The purpose of this feature is to allow functions to do more work at initialization time and less work on each invocation. Suppose I wanted to write a UDF regexMatch(pattern, string) that matches Java regular expressions. If pattern is a literal, I would like to create an instance of the function object that calls Pattern.compile(pattern) in its constructor and stores the resulting Pattern object as a field. Each invocation of the function can use that Pattern object, and does not have to pay the cost of compilation.
In order to use this feature, a UDF class would have a public constructor with a single argument that is a UdfInitializer. The method that invokes the function, conventionally called eval, must be non-static.
This feature is optional. A UDF that has a public constructor with zero arguments (which is the current contract for non-static UDFs) will continue to work. class MyPlusFunction is an example of this kind of UDF.
This feature would apply to all UDFs, including table functions (i.e. those whose argument are tables or which return tables) and aggregate functions.
The initialization context would not affect type derivation aspects of the function. The return type, operand types, and so forth, will already have been derived during validate time, and is complete well before any code is generated or executed. If you want to control type derivation, you should create your own sub-class of SqlOperator, as today.

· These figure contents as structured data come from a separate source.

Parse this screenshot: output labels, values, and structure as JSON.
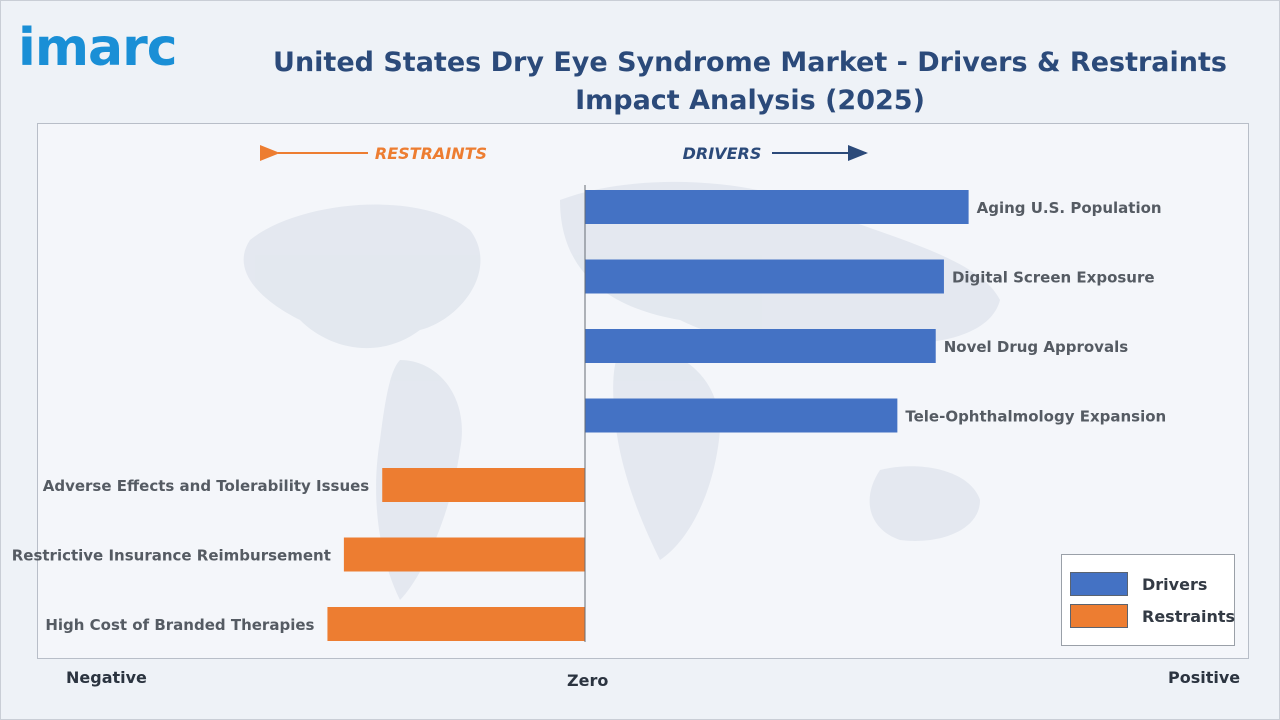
{
  "brand": {
    "logo_text": "imarc"
  },
  "title": "United States Dry Eye Syndrome Market - Drivers & Restraints Impact Analysis (2025)",
  "direction_labels": {
    "restraints": "RESTRAINTS",
    "drivers": "DRIVERS"
  },
  "axis_labels": {
    "negative": "Negative",
    "zero": "Zero",
    "positive": "Positive"
  },
  "colors": {
    "drivers": "#4472c4",
    "restraints": "#ed7d31",
    "restraints_text": "#ed7d31",
    "drivers_text": "#2b4a7a",
    "logo": "#1a8fd6"
  },
  "legend": {
    "items": [
      {
        "label": "Drivers",
        "color": "#4472c4"
      },
      {
        "label": "Restraints",
        "color": "#ed7d31"
      }
    ]
  },
  "chart_data": {
    "type": "bar",
    "orientation": "horizontal",
    "title": "United States Dry Eye Syndrome Market - Drivers & Restraints Impact Analysis (2025)",
    "xlim": [
      -1,
      1
    ],
    "categories": [
      "Aging U.S. Population",
      "Digital Screen Exposure",
      "Novel Drug Approvals",
      "Tele-Ophthalmology Expansion",
      "Adverse Effects and Tolerability Issues",
      "Restrictive Insurance Reimbursement",
      "High Cost of Branded Therapies"
    ],
    "series": [
      {
        "name": "Drivers",
        "values": [
          0.7,
          0.655,
          0.64,
          0.57,
          0,
          0,
          0
        ]
      },
      {
        "name": "Restraints",
        "values": [
          0,
          0,
          0,
          0,
          -0.37,
          -0.44,
          -0.47
        ]
      }
    ],
    "legend_position": "bottom-right",
    "grid": false
  }
}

There are some implementation challenges:
- The code generator will need to generate an instance of UdfInitializer for each UDF call that occurs in the query. Some data structures that are readily available at validate time (e.g. RexCall) are not easily re-created at run time, so we should be conservative what information is available via UdfInitializer.
- The code generator must ensure that those instances are constructed exactly once during the execution of the query; those instances should not be variables in the execute method, but should instead be fields, or perhaps static fields, in the generated class.
- This functionality needs to work through both the interpreter (Bindable convention) and generated code (Enumerable convention).